Saturday, 27 June 2020

Teaching Students w/ASD 2.1: Social Pragmatics -Reflection

In your reflection journal, note the areas of challenge and consider the people you know with ASD. Can you make connections, begin to design supports and/or interventions to address these challenges?

Challenges for people with ASD include:

Communication functions: intent and frequency -purpose of communication and how many messages to communicate at a time


Discourse management: turn allocation, topics, repair of conversational breakdowns (clarification needed ie repeating, rephrasing, explaining)


Register variation: politeness, social recognition -how communication changes depending on who you talk to 


Presumptions: perspective-taking, rules of conduct (quantity, quality, relation, manner)


Paralinguistics: Prosody -communication of meaning of words through tone of voice- as well as gaze, gestures, proximity.


Social Behaviours: conventional gestures such as hands signs that have meaning ie. thumbs up for "good", facial expression, or social actions and behaviors (not staying on the phone during dinner etc.)
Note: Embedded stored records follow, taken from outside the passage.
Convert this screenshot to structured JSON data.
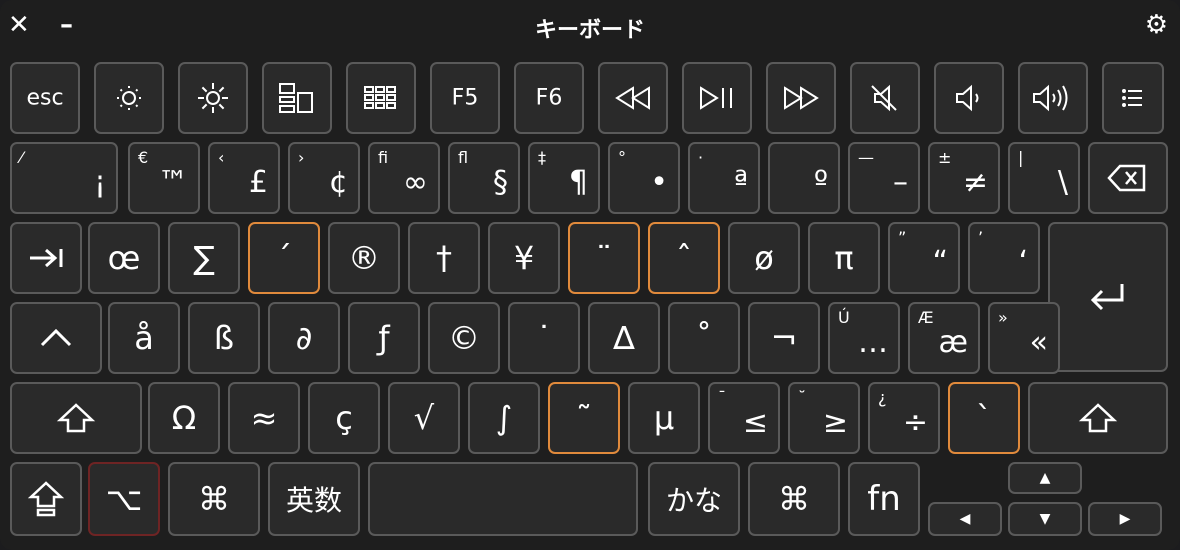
{
  "window": {
    "title": "キーボード",
    "close_label": "✕",
    "minimize_label": "–",
    "settings_label": "⚙"
  },
  "colors": {
    "highlight": "#e08a3c",
    "modifier_active": "#6e2424"
  },
  "fn_row": [
    {
      "label": "esc"
    },
    {
      "icon": "brightness-down-icon"
    },
    {
      "icon": "brightness-up-icon"
    },
    {
      "icon": "mission-control-icon"
    },
    {
      "icon": "launchpad-icon"
    },
    {
      "label": "F5"
    },
    {
      "label": "F6"
    },
    {
      "icon": "rewind-icon"
    },
    {
      "icon": "play-pause-icon"
    },
    {
      "icon": "fast-forward-icon"
    },
    {
      "icon": "mute-icon"
    },
    {
      "icon": "volume-down-icon"
    },
    {
      "icon": "volume-up-icon"
    },
    {
      "icon": "list-icon"
    }
  ],
  "row1": [
    {
      "main": "¡",
      "shift": "⁄"
    },
    {
      "main": "™",
      "shift": "€"
    },
    {
      "main": "£",
      "shift": "‹"
    },
    {
      "main": "¢",
      "shift": "›"
    },
    {
      "main": "∞",
      "shift": "ﬁ"
    },
    {
      "main": "§",
      "shift": "ﬂ"
    },
    {
      "main": "¶",
      "shift": "‡"
    },
    {
      "main": "•",
      "shift": "°"
    },
    {
      "main": "ª",
      "shift": "·"
    },
    {
      "main": "º",
      "shift": ""
    },
    {
      "main": "–",
      "shift": "—"
    },
    {
      "main": "≠",
      "shift": "±"
    },
    {
      "main": "\\",
      "shift": "|"
    }
  ],
  "row2": [
    {
      "main": "œ"
    },
    {
      "main": "∑"
    },
    {
      "main": "´",
      "dead": true
    },
    {
      "main": "®"
    },
    {
      "main": "†"
    },
    {
      "main": "¥"
    },
    {
      "main": "¨",
      "dead": true
    },
    {
      "main": "ˆ",
      "dead": true
    },
    {
      "main": "ø"
    },
    {
      "main": "π"
    },
    {
      "main": "“",
      "shift": "”"
    },
    {
      "main": "‘",
      "shift": "’"
    }
  ],
  "row3": [
    {
      "main": "å"
    },
    {
      "main": "ß"
    },
    {
      "main": "∂"
    },
    {
      "main": "ƒ"
    },
    {
      "main": "©"
    },
    {
      "main": "˙"
    },
    {
      "main": "∆"
    },
    {
      "main": "˚"
    },
    {
      "main": "¬"
    },
    {
      "main": "…",
      "shift": "Ú"
    },
    {
      "main": "æ",
      "shift": "Æ"
    },
    {
      "main": "«",
      "shift": "»"
    }
  ],
  "row4": [
    {
      "main": "Ω"
    },
    {
      "main": "≈"
    },
    {
      "main": "ç"
    },
    {
      "main": "√"
    },
    {
      "main": "∫"
    },
    {
      "main": "˜",
      "dead": true
    },
    {
      "main": "µ"
    },
    {
      "main": "≤",
      "shift": "¯"
    },
    {
      "main": "≥",
      "shift": "˘"
    },
    {
      "main": "÷",
      "shift": "¿"
    },
    {
      "main": "`",
      "dead": true
    }
  ],
  "row5": {
    "command": "⌘",
    "eisu": "英数",
    "kana": "かな",
    "fn": "fn",
    "option": "⌥",
    "arrow_up": "▲",
    "arrow_left": "◀",
    "arrow_down": "▼",
    "arrow_right": "▶"
  }
}
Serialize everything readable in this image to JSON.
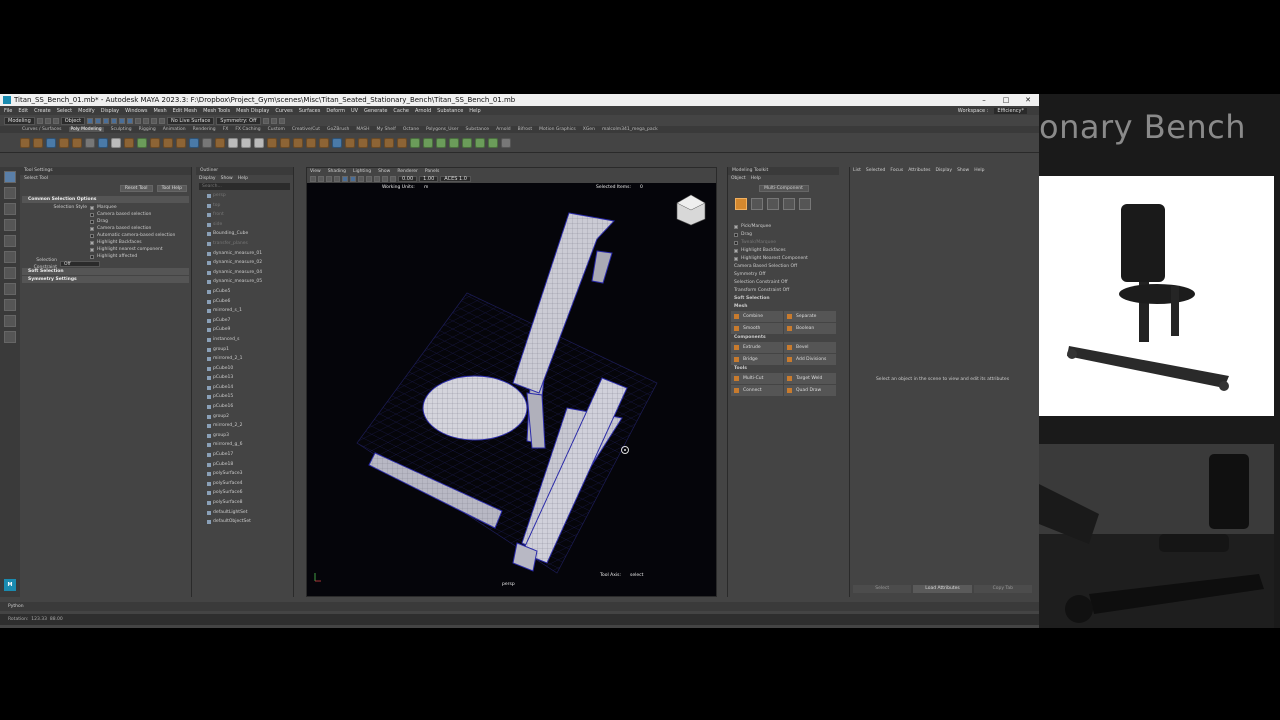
{
  "window": {
    "title": "Titan_SS_Bench_01.mb* - Autodesk MAYA 2023.3: F:\\Dropbox\\Project_Gym\\scenes\\Misc\\Titan_Seated_Stationary_Bench\\Titan_SS_Bench_01.mb",
    "min": "–",
    "max": "□",
    "close": "✕"
  },
  "menus": [
    "File",
    "Edit",
    "Create",
    "Select",
    "Modify",
    "Display",
    "Windows",
    "Mesh",
    "Edit Mesh",
    "Mesh Tools",
    "Mesh Display",
    "Curves",
    "Surfaces",
    "Deform",
    "UV",
    "Generate",
    "Cache",
    "Arnold",
    "Substance",
    "Help"
  ],
  "workspace": {
    "label": "Workspace :",
    "value": "Efficiency*"
  },
  "status": {
    "menuset": "Modeling",
    "mode": "Object",
    "live": "No Live Surface",
    "symmetry": "Symmetry: Off"
  },
  "shelf_tabs": [
    "Curves / Surfaces",
    "Poly Modeling",
    "Sculpting",
    "Rigging",
    "Animation",
    "Rendering",
    "FX",
    "FX Caching",
    "Custom",
    "Creative/Cut",
    "GoZBrush",
    "MASH",
    "My Shelf",
    "Octane",
    "Polygons_User",
    "Substance",
    "Arnold",
    "Bifrost",
    "Motion Graphics",
    "XGen",
    "malcolm341_mega_pack"
  ],
  "shelf_active": "Poly Modeling",
  "tool_settings": {
    "header": "Tool Settings",
    "tool": "Select Tool",
    "reset": "Reset Tool",
    "help": "Tool Help",
    "common": "Common Selection Options",
    "style_label": "Selection Style",
    "style_value": "Marquee",
    "camera": "Camera based selection",
    "drag": "Drag",
    "camera2": "Camera based selection",
    "auto": "Automatic camera-based selection",
    "backfaces": "Highlight Backfaces",
    "nearest": "Highlight nearest component",
    "affected": "Highlight affected",
    "constraint_label": "Selection Constraint",
    "constraint_value": "Off",
    "soft": "Soft Selection",
    "sym": "Symmetry Settings"
  },
  "outliner": {
    "title": "Outliner",
    "menu": [
      "Display",
      "Show",
      "Help"
    ],
    "search": "Search...",
    "items": [
      "persp",
      "top",
      "front",
      "side",
      "Bounding_Cube",
      "transfer_planes",
      "dynamic_measure_01",
      "dynamic_measure_02",
      "dynamic_measure_04",
      "dynamic_measure_05",
      "pCube5",
      "pCube6",
      "mirrored_s_1",
      "pCube7",
      "pCube9",
      "instanced_s",
      "group1",
      "mirrored_2_1",
      "pCube10",
      "pCube13",
      "pCube14",
      "pCube15",
      "pCube16",
      "group2",
      "mirrored_2_2",
      "group3",
      "mirrored_g_6",
      "pCube17",
      "pCube18",
      "polySurface3",
      "polySurface4",
      "polySurface6",
      "polySurface8",
      "defaultLightSet",
      "defaultObjectSet"
    ]
  },
  "viewport": {
    "menu": [
      "View",
      "Shading",
      "Lighting",
      "Show",
      "Renderer",
      "Panels"
    ],
    "working_units": "Working Units:",
    "units_value": "m",
    "selected_label": "Selected Items:",
    "selected_value": "0",
    "cam": "persp",
    "tool_axis_label": "Tool Axis:",
    "tool_axis_value": "select",
    "field1": "0.00",
    "field2": "1.00",
    "aces": "ACES 1.0"
  },
  "modeling_toolkit": {
    "title": "Modeling Toolkit",
    "menu": [
      "Object",
      "Help"
    ],
    "multi": "Multi-Component",
    "pick": "Pick/Marquee",
    "drag": "Drag",
    "tweak": "Tweak/Marquee",
    "backfaces": "Highlight Backfaces",
    "nearest": "Highlight Nearest Component",
    "camera": "Camera Based Selection",
    "camera_val": "Off",
    "symmetry": "Symmetry",
    "symmetry_val": "Off",
    "sel_constraint": "Selection Constraint",
    "sel_val": "Off",
    "transform": "Transform Constraint",
    "transform_val": "Off",
    "soft": "Soft Selection",
    "mesh": "Mesh",
    "combine": "Combine",
    "separate": "Separate",
    "smooth": "Smooth",
    "boolean": "Boolean",
    "components": "Components",
    "extrude": "Extrude",
    "bevel": "Bevel",
    "bridge": "Bridge",
    "add_div": "Add Divisions",
    "tools": "Tools",
    "multicut": "Multi-Cut",
    "target": "Target Weld",
    "connect": "Connect",
    "quad": "Quad Draw"
  },
  "attribute_editor": {
    "menu": [
      "List",
      "Selected",
      "Focus",
      "Attributes",
      "Display",
      "Show",
      "Help"
    ],
    "msg": "Select an object in the scene to view and edit its attributes",
    "select": "Select",
    "load": "Load Attributes",
    "copy": "Copy Tab"
  },
  "cmd": {
    "python": "Python"
  },
  "help_line": {
    "rotation": "Rotation:",
    "v1": "123.33",
    "v2": "88.00"
  },
  "reference": {
    "title": "onary Bench"
  }
}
When I read some of these challenged I immediately think of a student with ASD I had that definitely needed help with social skills and communication. When she was invited to play, she wouldn't decline an invitation politely. A social story could be utilized to teach this as well as explicit instruction on reading facial expressions and body language.
This same student is also working on understanding the importance of turn allocation and proximity. She will say something to someone but not be anywhere near them. This could be taught through direct instruction and then practiced through modeling and self-monitoring. Austim Awareness's Social Communication Disorder and How it's Treated Has some helpful tips for working with students on social pragmatics and also describes the differences between social communication disorder and ASD.